Hadoop adoption is growing very fast

ThoughtWorks recently published a fascinating post, “To Hadoop or not to Hadoop?“. Their very first point matches with something that we’ve observed at many (but not all) customer sites:

Mention “Big Data” or “Analytics” and pat comes the reply: Hadoop!

So let’s examine a bit deeper:

Hadoop, however, was purpose-built for a clear set of problems; for some it is, at best, a poor fit and others, even worse, a mistake.

Hold on – so Hadoop isn’t the solution to all so-called “big” data problems? The Q&A of the post continues, analyzing several key questions that organizations should be asking themselves if and when considering Hadoop.

  • Do I have several terrabytes of data or more?
  • Do I have a steady, huge influx of data?
  • How much of my data am I going to operate on?

We’ve learned a lot from our customers in the past 8 months. Some of our key learnings in those areas:

  • Very few customers have terabytes (or terabytes of relevant data to look at). Just a fact.
  • Except for those capturing clickstreams or social media data, most don’t have incoming data streams (or real-time requirements – another store; see comments in the ThoughtWorks post about Hadoop for real-time) that exceed the capabilities of existing queue systems.
  • This is the most crucial question.

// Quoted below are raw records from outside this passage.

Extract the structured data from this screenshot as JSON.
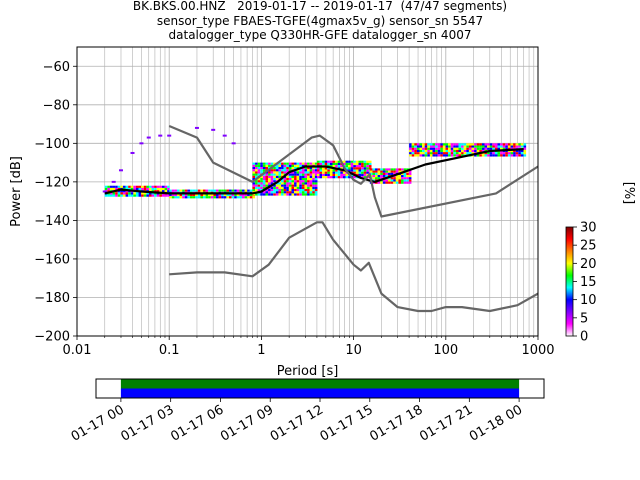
{
  "title_lines": [
    "BK.BKS.00.HNZ   2019-01-17 -- 2019-01-17  (47/47 segments)",
    "sensor_type FBAES-TGFE(4gmax5v_g) sensor_sn 5547",
    "datalogger_type Q330HR-GFE datalogger_sn 4007"
  ],
  "chart_data": [
    {
      "type": "heatmap",
      "subtype": "probabilistic power spectral density",
      "xlabel": "Period [s]",
      "ylabel": "Power [dB]",
      "x_scale": "log",
      "xlim": [
        0.01,
        1000
      ],
      "ylim": [
        -200,
        -50
      ],
      "x_ticks": [
        0.01,
        0.1,
        1,
        10,
        100,
        1000
      ],
      "x_tick_labels": [
        "0.01",
        "0.1",
        "1",
        "10",
        "100",
        "1000"
      ],
      "y_ticks": [
        -200,
        -180,
        -160,
        -140,
        -120,
        -100,
        -80,
        -60
      ],
      "y_tick_labels": [
        "−200",
        "−180",
        "−160",
        "−140",
        "−120",
        "−100",
        "−80",
        "−60"
      ],
      "grid": true,
      "colorbar": {
        "label": "[%]",
        "range": [
          0,
          30
        ],
        "ticks": [
          0,
          5,
          10,
          15,
          20,
          25,
          30
        ],
        "tick_labels": [
          "0",
          "5",
          "10",
          "15",
          "20",
          "25",
          "30"
        ],
        "colors": [
          "#ffffff",
          "#ff00ff",
          "#8000ff",
          "#0000ff",
          "#00ffff",
          "#00ff00",
          "#ffff00",
          "#ff8000",
          "#ff0000",
          "#800000"
        ]
      },
      "density_colors": [
        "#ff00ff",
        "#0000ff",
        "#00ffff",
        "#00ff00",
        "#ffff00",
        "#ff0000"
      ],
      "density_bands": [
        {
          "period": [
            0.02,
            0.1
          ],
          "db_low": -127,
          "db_high": -122
        },
        {
          "period": [
            0.1,
            0.8
          ],
          "db_low": -128,
          "db_high": -124
        },
        {
          "period": [
            0.8,
            4
          ],
          "db_low": -126,
          "db_high": -110
        },
        {
          "period": [
            4,
            15
          ],
          "db_low": -118,
          "db_high": -109
        },
        {
          "period": [
            15,
            40
          ],
          "db_low": -120,
          "db_high": -113
        },
        {
          "period": [
            40,
            700
          ],
          "db_low": -106,
          "db_high": -100
        }
      ],
      "density_outliers": [
        {
          "period": 0.02,
          "db": -125
        },
        {
          "period": 0.025,
          "db": -120
        },
        {
          "period": 0.03,
          "db": -114
        },
        {
          "period": 0.04,
          "db": -105
        },
        {
          "period": 0.05,
          "db": -100
        },
        {
          "period": 0.06,
          "db": -97
        },
        {
          "period": 0.08,
          "db": -96
        },
        {
          "period": 0.1,
          "db": -96
        },
        {
          "period": 0.2,
          "db": -92
        },
        {
          "period": 0.3,
          "db": -93
        },
        {
          "period": 0.4,
          "db": -96
        },
        {
          "period": 0.5,
          "db": -100
        }
      ],
      "series": [
        {
          "color": "#000000",
          "points": [
            [
              0.02,
              -126
            ],
            [
              0.03,
              -124
            ],
            [
              0.05,
              -125
            ],
            [
              0.1,
              -126
            ],
            [
              0.2,
              -126
            ],
            [
              0.5,
              -126
            ],
            [
              0.8,
              -126
            ],
            [
              1,
              -125
            ],
            [
              1.5,
              -120
            ],
            [
              2,
              -115
            ],
            [
              3,
              -112
            ],
            [
              5,
              -112
            ],
            [
              8,
              -114
            ],
            [
              12,
              -118
            ],
            [
              17,
              -120
            ],
            [
              30,
              -116
            ],
            [
              60,
              -111
            ],
            [
              150,
              -107
            ],
            [
              300,
              -104
            ],
            [
              700,
              -103
            ]
          ]
        },
        {
          "color": "#666666",
          "points": [
            [
              0.1,
              -91
            ],
            [
              0.2,
              -97
            ],
            [
              0.3,
              -110
            ],
            [
              0.8,
              -120
            ],
            [
              3.5,
              -97
            ],
            [
              4.3,
              -96
            ],
            [
              6,
              -101
            ],
            [
              8,
              -113
            ],
            [
              10,
              -119
            ],
            [
              12,
              -121
            ],
            [
              15,
              -116
            ],
            [
              17,
              -128
            ],
            [
              20,
              -138
            ],
            [
              350,
              -126
            ],
            [
              1000,
              -112
            ]
          ]
        },
        {
          "color": "#666666",
          "points": [
            [
              0.1,
              -168
            ],
            [
              0.2,
              -167
            ],
            [
              0.4,
              -167
            ],
            [
              0.8,
              -169
            ],
            [
              1.2,
              -163
            ],
            [
              2,
              -149
            ],
            [
              4,
              -141
            ],
            [
              4.6,
              -141
            ],
            [
              6,
              -150
            ],
            [
              10,
              -163
            ],
            [
              12,
              -166
            ],
            [
              14.6,
              -162
            ],
            [
              20,
              -178
            ],
            [
              30,
              -185
            ],
            [
              50,
              -187
            ],
            [
              70,
              -187
            ],
            [
              100,
              -185
            ],
            [
              150,
              -185
            ],
            [
              300,
              -187
            ],
            [
              600,
              -184
            ],
            [
              1000,
              -178
            ]
          ]
        }
      ]
    },
    {
      "type": "bar",
      "subtype": "data availability timeline",
      "x_tick_labels": [
        "01-17 00",
        "01-17 03",
        "01-17 06",
        "01-17 09",
        "01-17 12",
        "01-17 15",
        "01-17 18",
        "01-17 21",
        "01-18 00"
      ],
      "x_range_hours": [
        -1.5,
        25.5
      ],
      "series": [
        {
          "color": "#008000",
          "hours": [
            0,
            24
          ]
        },
        {
          "color": "#0000ff",
          "hours": [
            0,
            24
          ]
        }
      ]
    }
  ]
}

So many of our customers actually choose FlockData because they’re not sure what data is relevant. FlockData can provide information out of data pretty fast. And the truth is that most companies start their data projects with 1-4 smaller data sets, often sub-sets.

And then the key questions – how do you want to examine the data?

ThoughtWorks lays out a few key questions and requirements for Hadoop examination:

Analysts sorely miss SQL. Hadoop doesn’t function well for random access to its datasets (even with Hive, which basically makes MapReduce jobs of your query).

  • Is the underlying structure of my data as vital as the data itself?

Some tasks/jobs/algorithms simply do not yield to the programming model of MapReduce.

Herein lies the rub – can you live with these constraints? As the common saying goes in tech, what’s your use case? Do your needs map to what Hadoop is good at?

For most companies that we’ve talked to, the answer is at best, some of them align well with Hadoop. Most don’t.